Keywords: Behavior; Defensive behavior; Escape; Mouse; Navigation; Neuroscience; Spatial memory; Subgoals.

Figure 1.. Shelter + obstacle environment.

A. Schematic of the relative positions of the equipment used to build and record from the shelter + obstacle environment. B. Top view of the behavioral arena. During the obstacle removal experiment, the obstacle panel is replaced with the flat panel, by the experimenter. The suggested threat zone (not visibly marked on the actual platform) is 50 cm long and extends 15 cm from rightmost point of the platform. C. Picture of the platform with the obstacle panel in place and the mouse peeking out of the shelter.

Figure 2.. Classifying escape trajectories.

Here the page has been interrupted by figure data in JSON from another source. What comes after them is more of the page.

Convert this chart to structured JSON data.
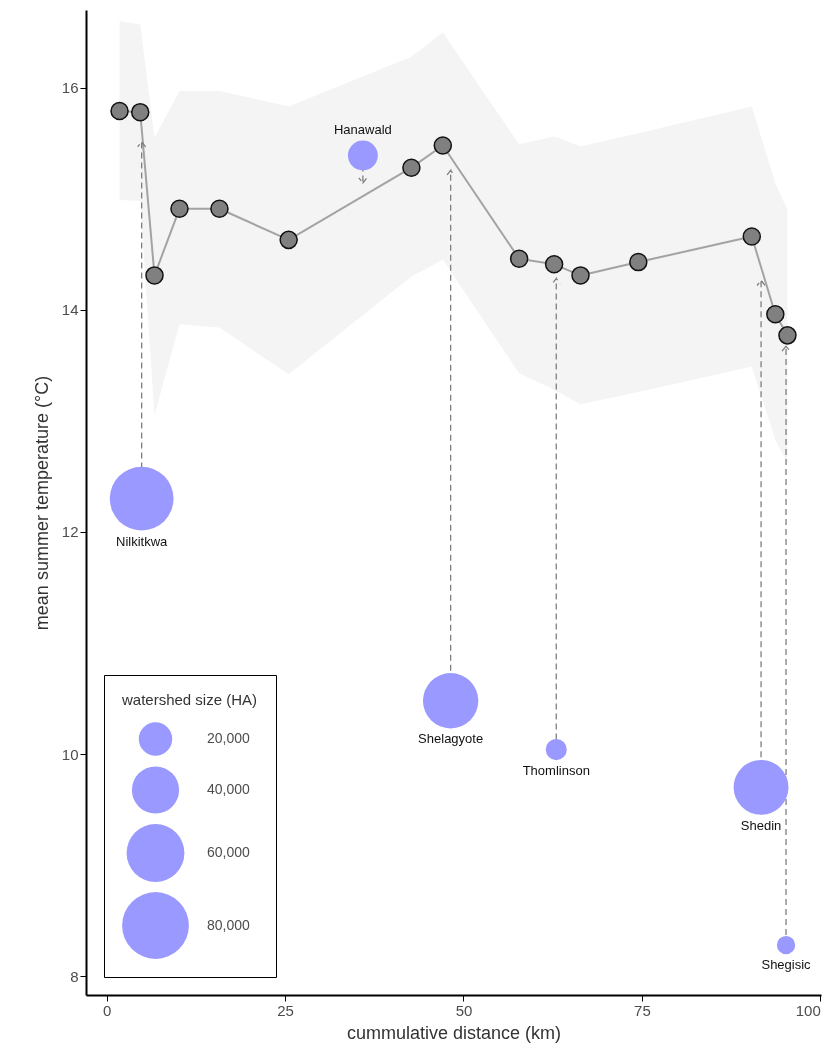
{
  "chart_data": {
    "type": "line",
    "xlabel": "cummulative distance (km)",
    "ylabel": "mean summer temperature (°C)",
    "legend_title": "watershed size (HA)",
    "marker": "circle",
    "grid": false,
    "xlim": [
      -2.9,
      100.1
    ],
    "xticks": [
      0,
      25,
      50,
      75,
      100
    ],
    "ylim": [
      7.83,
      16.7
    ],
    "yticks": [
      8,
      10,
      12,
      14,
      16
    ],
    "size_legend": [
      {
        "value": 20000,
        "label": "20,000"
      },
      {
        "value": 40000,
        "label": "40,000"
      },
      {
        "value": 60000,
        "label": "60,000"
      },
      {
        "value": 80000,
        "label": "80,000"
      }
    ],
    "series": [
      {
        "color": "#808080",
        "x": [
          1.8,
          4.7,
          6.7,
          10.2,
          15.8,
          25.5,
          42.7,
          47.1,
          57.8,
          62.7,
          66.4,
          74.5,
          90.4,
          93.7,
          95.4
        ],
        "values": [
          15.79,
          15.78,
          14.31,
          14.91,
          14.91,
          14.63,
          15.28,
          15.48,
          14.46,
          14.41,
          14.31,
          14.43,
          14.66,
          13.96,
          13.77
        ],
        "lower": [
          14.99,
          14.98,
          13.05,
          13.87,
          13.84,
          13.42,
          14.3,
          14.45,
          13.43,
          13.28,
          13.15,
          13.26,
          13.49,
          12.83,
          12.62
        ],
        "upper": [
          16.6,
          16.57,
          15.55,
          15.97,
          15.97,
          15.83,
          16.28,
          16.5,
          15.49,
          15.56,
          15.47,
          15.59,
          15.83,
          15.14,
          14.9
        ]
      },
      {
        "type": "bubble",
        "color": "#9999ff",
        "x": [
          4.9,
          35.9,
          48.2,
          63.0,
          91.7,
          95.2
        ],
        "values": [
          12.3,
          15.39,
          10.48,
          10.04,
          9.7,
          8.28
        ],
        "sizes": [
          73000,
          16000,
          55000,
          8000,
          54000,
          6000
        ],
        "value_labels": [
          "Nilkitkwa",
          "Hanawald",
          "Shelagyote",
          "Thomlinson",
          "Shedin",
          "Shegisic"
        ]
      }
    ]
  }
}
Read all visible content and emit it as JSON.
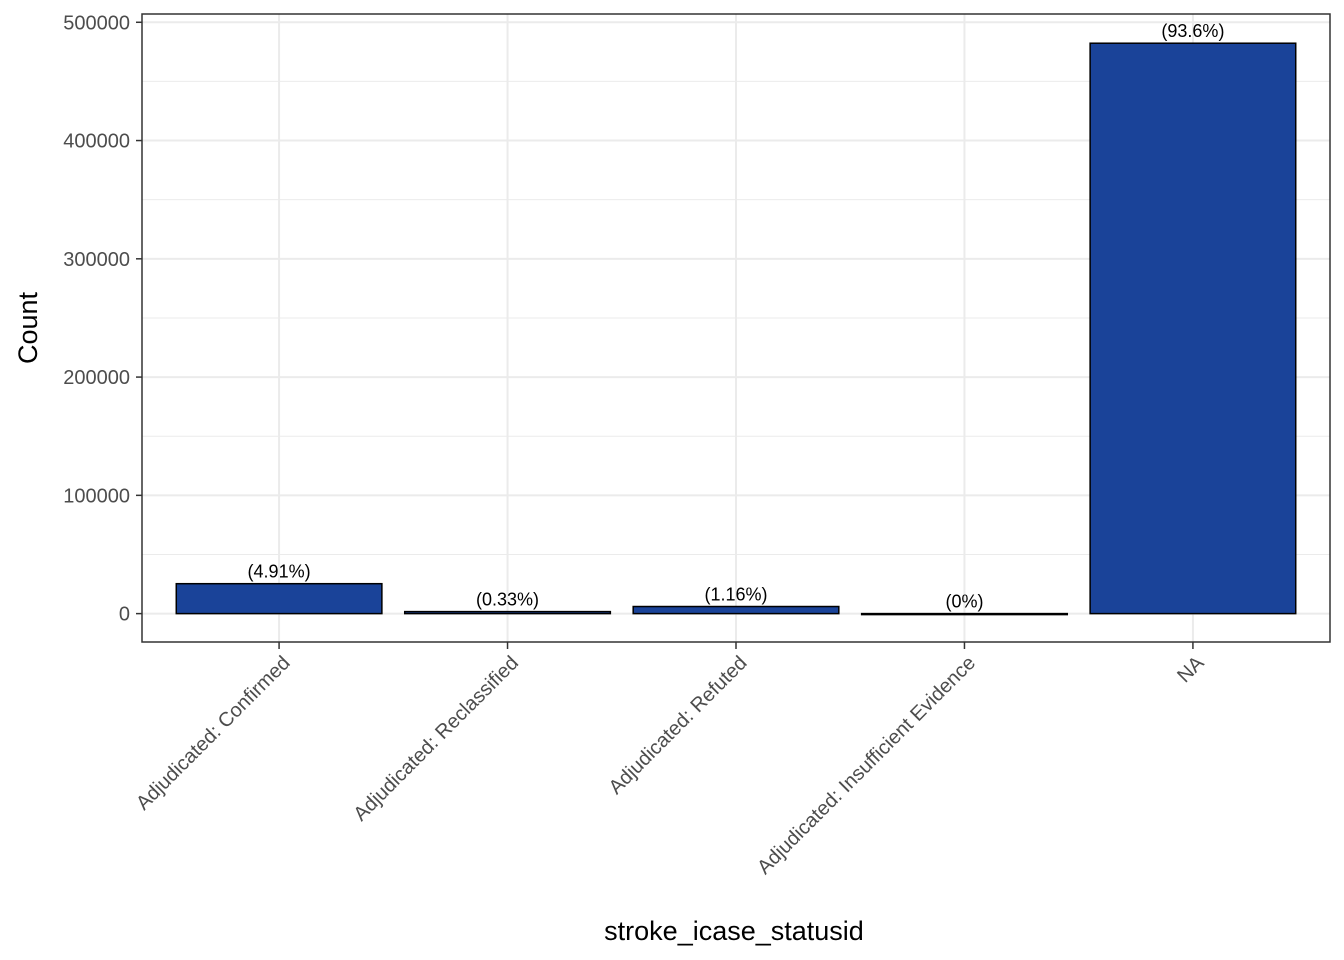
{
  "chart_data": {
    "type": "bar",
    "categories": [
      "Adjudicated: Confirmed",
      "Adjudicated: Reclassified",
      "Adjudicated: Refuted",
      "Adjudicated: Insufficient Evidence",
      "NA"
    ],
    "values": [
      25300,
      1700,
      6000,
      10,
      482300
    ],
    "bar_labels": [
      "(4.91%)",
      "(0.33%)",
      "(1.16%)",
      "(0%)",
      "(93.6%)"
    ],
    "title": "",
    "xlabel": "stroke_icase_statusid",
    "ylabel": "Count",
    "ylim": [
      -24000,
      507000
    ],
    "yticks": [
      0,
      100000,
      200000,
      300000,
      400000,
      500000
    ],
    "ytick_labels": [
      "0",
      "100000",
      "200000",
      "300000",
      "400000",
      "500000"
    ],
    "grid": true,
    "legend": "none",
    "colors": {
      "bar_fill": "#1a4399",
      "bar_outline": "#000000",
      "grid": "#ebebeb",
      "panel_border": "#333333"
    }
  }
}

The initial escape target uses the mouse’s position 10 cm in front of the obstacle (gray and green dots), normalized between 0 (direct path from the escape initiation point to shelter) and 1 (direct path from the escape initiation point to the obstacle edge location). Escape initiation (mouse silhouette on top) is where the mouse’s speed relative to the shelter exceeds 20 cm/s. The dotted line represents the location where the obstacle had been during the 20-min exploration period. A. A homing-vector escape response, with an initial escape target of 0.53. This is less than the threshold value of 0.65 at which point escapes are classified as edge vectors. B. An edge-vector escape response. C. Closeup of the offset distances used to compute the escape target score. Offset_EV (green) is the distance from the mouse to the edge-vector line. Offset_HV (gray) is the distance from the mouse to the homing-vector line. Offset_HV-EV (blue) is the length of the line connecting the edge-vector and homing-vector lines, with the constraint that this line must pass through the average of the two vectors at the point 10 cm in front of the obstacle (i.e., it must pass through the point corresponding to an escape target score of 0.5). Figure adapted from Shamash and Branco (2021).